A team of security researchers at the University of Calgary are warning of a potential menace known as Typhoid adware.
According to associate professor John Aycock, Typhoid adware works in a similar fashion to Typhoid Mary, the first identified healthy carrier of typhoid fever who spread the disease to dozens of people in the early 1900s.
“Our research describes a potential computer security threat and offers some solutions. We’re looking at a different variant of adware – Typhoid adware – which we haven’t seen out there yet, but we believe could be a threat soon,” Aycock told TG Daily in an e-mailed statement.
“Typhoid adware needs a wireless Internet café or other area where users share a non-encrypted wireless connection. [It is] designed for public places where people bring their laptops. [But it’s] far more covert, displaying advertisements on computers that don’t have the adware installed, not the ones that do.”
Indeed, adware authors typically install their software on as many machines as possible.
However, Typhoid adware operates by “convincing” other laptops to communicate with it – rather than legitimate access points.
“The Typhoid adware [then] automatically inserts advertisements in videos and web pages on the other computers,” explained Aycock.
“Meanwhile, the carrier sips her latté in peace – she sees no advertisements and doesn’t know she is infected – just like symptomless Typhoid Mary.”

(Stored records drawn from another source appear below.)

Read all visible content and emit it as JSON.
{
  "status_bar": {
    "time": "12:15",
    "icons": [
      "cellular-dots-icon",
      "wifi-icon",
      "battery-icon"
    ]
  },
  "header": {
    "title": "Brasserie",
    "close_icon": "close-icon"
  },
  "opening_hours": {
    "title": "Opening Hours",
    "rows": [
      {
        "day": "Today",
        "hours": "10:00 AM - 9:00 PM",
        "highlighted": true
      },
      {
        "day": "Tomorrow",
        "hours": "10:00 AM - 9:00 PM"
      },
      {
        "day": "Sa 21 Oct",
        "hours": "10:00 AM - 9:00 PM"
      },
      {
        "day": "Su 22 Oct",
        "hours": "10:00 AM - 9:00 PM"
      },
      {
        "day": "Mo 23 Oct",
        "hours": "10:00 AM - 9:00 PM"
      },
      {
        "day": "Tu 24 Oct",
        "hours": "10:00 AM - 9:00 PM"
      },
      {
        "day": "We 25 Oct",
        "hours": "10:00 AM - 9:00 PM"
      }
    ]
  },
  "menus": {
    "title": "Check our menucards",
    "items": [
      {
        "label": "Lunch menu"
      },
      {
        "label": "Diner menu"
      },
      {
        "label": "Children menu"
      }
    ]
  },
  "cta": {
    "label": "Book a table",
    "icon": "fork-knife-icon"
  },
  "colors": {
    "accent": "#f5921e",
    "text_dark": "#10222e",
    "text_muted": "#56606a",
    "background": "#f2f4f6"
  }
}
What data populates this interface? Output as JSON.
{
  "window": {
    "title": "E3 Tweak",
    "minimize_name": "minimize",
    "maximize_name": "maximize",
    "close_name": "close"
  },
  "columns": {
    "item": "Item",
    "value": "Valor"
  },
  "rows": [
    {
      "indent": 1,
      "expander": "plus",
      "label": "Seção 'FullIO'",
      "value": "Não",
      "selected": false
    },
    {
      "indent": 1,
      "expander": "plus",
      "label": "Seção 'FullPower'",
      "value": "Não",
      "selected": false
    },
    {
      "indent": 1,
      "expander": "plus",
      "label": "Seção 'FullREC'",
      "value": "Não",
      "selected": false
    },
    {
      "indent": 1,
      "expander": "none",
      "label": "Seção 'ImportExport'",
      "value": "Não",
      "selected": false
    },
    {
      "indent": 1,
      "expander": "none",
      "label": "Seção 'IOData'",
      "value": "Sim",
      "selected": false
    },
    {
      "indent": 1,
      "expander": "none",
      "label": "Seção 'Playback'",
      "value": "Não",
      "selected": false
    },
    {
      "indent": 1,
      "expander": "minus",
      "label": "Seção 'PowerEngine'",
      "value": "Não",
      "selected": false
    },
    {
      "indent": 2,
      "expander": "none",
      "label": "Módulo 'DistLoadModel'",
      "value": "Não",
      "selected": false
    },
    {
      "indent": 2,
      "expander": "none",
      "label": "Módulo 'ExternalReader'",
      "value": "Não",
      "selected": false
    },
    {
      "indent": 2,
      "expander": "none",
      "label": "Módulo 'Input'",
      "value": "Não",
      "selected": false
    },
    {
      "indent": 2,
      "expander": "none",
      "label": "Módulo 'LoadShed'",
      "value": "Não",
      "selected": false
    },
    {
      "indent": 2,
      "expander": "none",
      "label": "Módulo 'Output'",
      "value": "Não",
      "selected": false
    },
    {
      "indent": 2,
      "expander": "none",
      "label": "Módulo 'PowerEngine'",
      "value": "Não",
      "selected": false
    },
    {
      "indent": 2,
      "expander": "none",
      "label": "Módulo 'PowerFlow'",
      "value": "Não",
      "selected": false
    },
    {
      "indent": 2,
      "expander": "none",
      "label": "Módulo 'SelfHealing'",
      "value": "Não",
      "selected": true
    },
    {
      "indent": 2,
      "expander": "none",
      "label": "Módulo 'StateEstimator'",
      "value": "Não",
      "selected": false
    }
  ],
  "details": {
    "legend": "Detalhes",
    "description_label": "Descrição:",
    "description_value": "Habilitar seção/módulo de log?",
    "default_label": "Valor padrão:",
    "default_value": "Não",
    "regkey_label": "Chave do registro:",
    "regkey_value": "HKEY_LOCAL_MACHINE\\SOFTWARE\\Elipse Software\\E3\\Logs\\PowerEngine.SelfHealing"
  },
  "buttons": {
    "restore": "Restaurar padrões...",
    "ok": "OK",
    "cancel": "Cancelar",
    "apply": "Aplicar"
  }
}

Aycock added that his team had devised a “number of defenses” against Typhoid adware, including protecting the content of videos and increasing security awareness by “telling” laptops they are at an Internet café or public access point.
“When you go to an Internet café, you tell your computer you are there and it can put up these defenses. Anti-virus companies can do the same thing through software that stops your computer from being misled and re-directed to someone else.
“[Remember], not only are ads annoying but they can also advertise rogue antivirus software that’s harmful to your computer, so ads are in some sense the tip of the iceberg.”